Betty Friedan Lives! Fearless Feminists Form at Fake-Fireman-Filled Fête

On Wednesday, April 4, at the L&M Arts gallery on East 78th, the actor Denis Leary and his wife Ann hosted a party for their friend Dani Shapiro, celebrating her new novel Black & White, about two grown daughters’ relationship with their dying mother, a Sally Mann–esque photographer. “Is it possible for a mother to be true to herself and true to her children at the same time?” asks the book’s jacket.

The answer is a resounding yes, according to Joanna Coles, editor in chief of Marie Claire; her executive editor, Lucy Kaylin; and Vanity Fair contributing editor Leslie Bennetts, who had formed a little feminist knot in the back of the room. (Also milling around: oddball comedienne Amy Sedaris, former New York Times reporter Judith Miller and various cast members of Mr. Leary’s firehouse drama Rescue Me).

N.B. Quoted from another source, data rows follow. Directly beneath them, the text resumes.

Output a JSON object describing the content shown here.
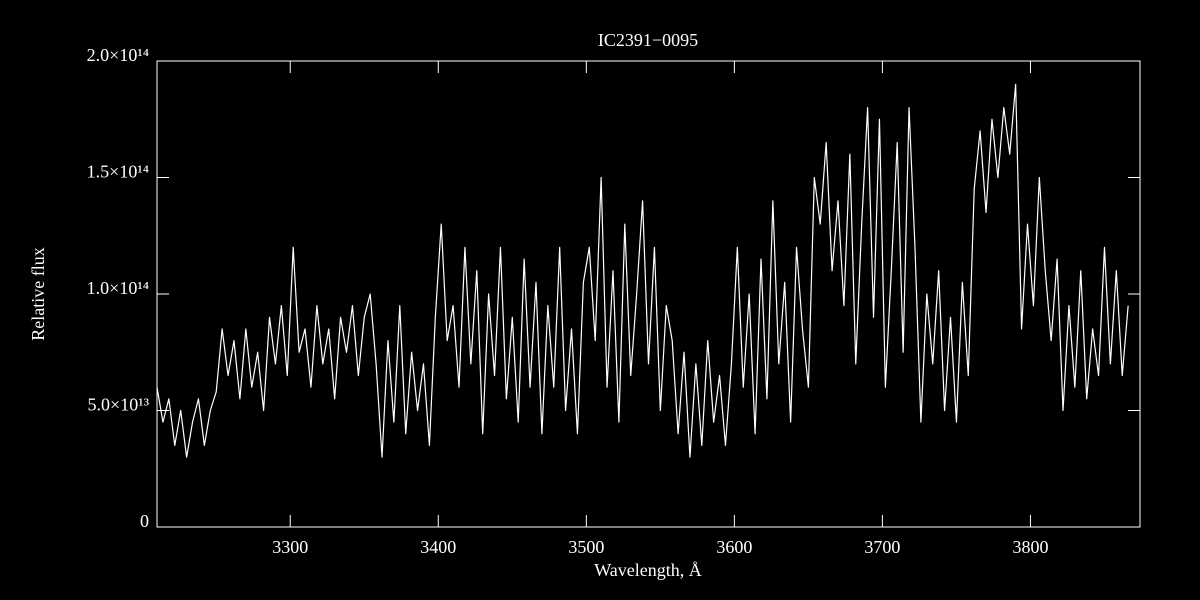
{
  "chart_data": {
    "type": "line",
    "title": "IC2391−0095",
    "x_label": "Wavelength, Å",
    "y_label": "Relative flux",
    "xlim": [
      3210,
      3874
    ],
    "ylim": [
      0,
      200000000000000.0
    ],
    "xticks": [
      3300,
      3400,
      3500,
      3600,
      3700,
      3800
    ],
    "yticks": [
      0,
      {
        "value": 50000000000000.0,
        "label": "5.0×10¹³"
      },
      {
        "value": 100000000000000.0,
        "label": "1.0×10¹⁴"
      },
      {
        "value": 150000000000000.0,
        "label": "1.5×10¹⁴"
      },
      {
        "value": 200000000000000.0,
        "label": "2.0×10¹⁴"
      }
    ],
    "series": [
      {
        "color": "#ffffff",
        "x": [
          3210,
          3214,
          3218,
          3222,
          3226,
          3230,
          3234,
          3238,
          3242,
          3246,
          3250,
          3254,
          3258,
          3262,
          3266,
          3270,
          3274,
          3278,
          3282,
          3286,
          3290,
          3294,
          3298,
          3302,
          3306,
          3310,
          3314,
          3318,
          3322,
          3326,
          3330,
          3334,
          3338,
          3342,
          3346,
          3350,
          3354,
          3358,
          3362,
          3366,
          3370,
          3374,
          3378,
          3382,
          3386,
          3390,
          3394,
          3398,
          3402,
          3406,
          3410,
          3414,
          3418,
          3422,
          3426,
          3430,
          3434,
          3438,
          3442,
          3446,
          3450,
          3454,
          3458,
          3462,
          3466,
          3470,
          3474,
          3478,
          3482,
          3486,
          3490,
          3494,
          3498,
          3502,
          3506,
          3510,
          3514,
          3518,
          3522,
          3526,
          3530,
          3534,
          3538,
          3542,
          3546,
          3550,
          3554,
          3558,
          3562,
          3566,
          3570,
          3574,
          3578,
          3582,
          3586,
          3590,
          3594,
          3598,
          3602,
          3606,
          3610,
          3614,
          3618,
          3622,
          3626,
          3630,
          3634,
          3638,
          3642,
          3646,
          3650,
          3654,
          3658,
          3662,
          3666,
          3670,
          3674,
          3678,
          3682,
          3686,
          3690,
          3694,
          3698,
          3702,
          3706,
          3710,
          3714,
          3718,
          3722,
          3726,
          3730,
          3734,
          3738,
          3742,
          3746,
          3750,
          3754,
          3758,
          3762,
          3766,
          3770,
          3774,
          3778,
          3782,
          3786,
          3790,
          3794,
          3798,
          3802,
          3806,
          3810,
          3814,
          3818,
          3822,
          3826,
          3830,
          3834,
          3838,
          3842,
          3846,
          3850,
          3854,
          3858,
          3862,
          3866
        ],
        "values": [
          60000000000000.0,
          45000000000000.0,
          55000000000000.0,
          35000000000000.0,
          50000000000000.0,
          30000000000000.0,
          45000000000000.0,
          55000000000000.0,
          35000000000000.0,
          50000000000000.0,
          58000000000000.0,
          85000000000000.0,
          65000000000000.0,
          80000000000000.0,
          55000000000000.0,
          85000000000000.0,
          60000000000000.0,
          75000000000000.0,
          50000000000000.0,
          90000000000000.0,
          70000000000000.0,
          95000000000000.0,
          65000000000000.0,
          120000000000000.0,
          75000000000000.0,
          85000000000000.0,
          60000000000000.0,
          95000000000000.0,
          70000000000000.0,
          85000000000000.0,
          55000000000000.0,
          90000000000000.0,
          75000000000000.0,
          95000000000000.0,
          65000000000000.0,
          90000000000000.0,
          100000000000000.0,
          70000000000000.0,
          30000000000000.0,
          80000000000000.0,
          45000000000000.0,
          95000000000000.0,
          40000000000000.0,
          75000000000000.0,
          50000000000000.0,
          70000000000000.0,
          35000000000000.0,
          90000000000000.0,
          130000000000000.0,
          80000000000000.0,
          95000000000000.0,
          60000000000000.0,
          120000000000000.0,
          70000000000000.0,
          110000000000000.0,
          40000000000000.0,
          100000000000000.0,
          65000000000000.0,
          120000000000000.0,
          55000000000000.0,
          90000000000000.0,
          45000000000000.0,
          115000000000000.0,
          60000000000000.0,
          105000000000000.0,
          40000000000000.0,
          95000000000000.0,
          60000000000000.0,
          120000000000000.0,
          50000000000000.0,
          85000000000000.0,
          40000000000000.0,
          105000000000000.0,
          120000000000000.0,
          80000000000000.0,
          150000000000000.0,
          60000000000000.0,
          110000000000000.0,
          45000000000000.0,
          130000000000000.0,
          65000000000000.0,
          100000000000000.0,
          140000000000000.0,
          70000000000000.0,
          120000000000000.0,
          50000000000000.0,
          95000000000000.0,
          80000000000000.0,
          40000000000000.0,
          75000000000000.0,
          30000000000000.0,
          70000000000000.0,
          35000000000000.0,
          80000000000000.0,
          45000000000000.0,
          65000000000000.0,
          35000000000000.0,
          70000000000000.0,
          120000000000000.0,
          60000000000000.0,
          100000000000000.0,
          40000000000000.0,
          115000000000000.0,
          55000000000000.0,
          140000000000000.0,
          70000000000000.0,
          105000000000000.0,
          45000000000000.0,
          120000000000000.0,
          85000000000000.0,
          60000000000000.0,
          150000000000000.0,
          130000000000000.0,
          165000000000000.0,
          110000000000000.0,
          140000000000000.0,
          95000000000000.0,
          160000000000000.0,
          70000000000000.0,
          130000000000000.0,
          180000000000000.0,
          90000000000000.0,
          175000000000000.0,
          60000000000000.0,
          110000000000000.0,
          165000000000000.0,
          75000000000000.0,
          180000000000000.0,
          120000000000000.0,
          45000000000000.0,
          100000000000000.0,
          70000000000000.0,
          110000000000000.0,
          50000000000000.0,
          90000000000000.0,
          45000000000000.0,
          105000000000000.0,
          65000000000000.0,
          145000000000000.0,
          170000000000000.0,
          135000000000000.0,
          175000000000000.0,
          150000000000000.0,
          180000000000000.0,
          160000000000000.0,
          190000000000000.0,
          85000000000000.0,
          130000000000000.0,
          95000000000000.0,
          150000000000000.0,
          110000000000000.0,
          80000000000000.0,
          115000000000000.0,
          50000000000000.0,
          95000000000000.0,
          60000000000000.0,
          110000000000000.0,
          55000000000000.0,
          85000000000000.0,
          65000000000000.0,
          120000000000000.0,
          70000000000000.0,
          110000000000000.0,
          65000000000000.0,
          95000000000000.0
        ]
      }
    ]
  }
}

“I think that we’re all celebrating that [being a working woman] is very freeing,” said Ms. Coles, who has been married six years and has three children. “To have that kind of financial independence gives a different kind of freedom and a different kind of control—in your marriage, your work, your life—than women who have to ask their husbands if they mind if they spend $600 on whatever.” Ms. Coles was wearing an expensive-looking pair of black boots.

“The fact that if you’re gonna make that choice—which I think is a great one—you better have great help,” said Ms. Kaylin (married 12 years, two kids), author of The Perfect Stranger: The Truth About Mothers and Nannies. “And it’s the getting past the ambivalence and the guilt and the denial of all that, and accepting that this is the choice that you’ve made.”

Ms. Bennetts, meanwhile (married 20 years, two children), has just come out with The Feminine Mistake: Are We Giving Up Too Much? “I think that one of things that gets lost in these discussions is that a lot of us really love our work,” she said. “And our lives are enriched by our work. Our children come first, but our work also enriches our children’s lives.”

Ms. Kaylin: “But the thing that’s difficult is that I think we, much more than our husbands—exponentially more than our husbands—are made to feel guilty about that, because the bulk of the child-rearing duties will always—no matter how post-feminist we all become—is always going to reside with us.”

Ms. Bennetts: “Nobody ever says, ‘Why don’t men choose between having a family and a career?’ That doesn’t even enter into the discussion!”

Ms. Kaylin: “It’s not a question.”

But here’s a question: Is being a working mom hotter?

Mrs. Coles: “Well, we’re very sexy women.”

And with that, The Transom headed to the bar.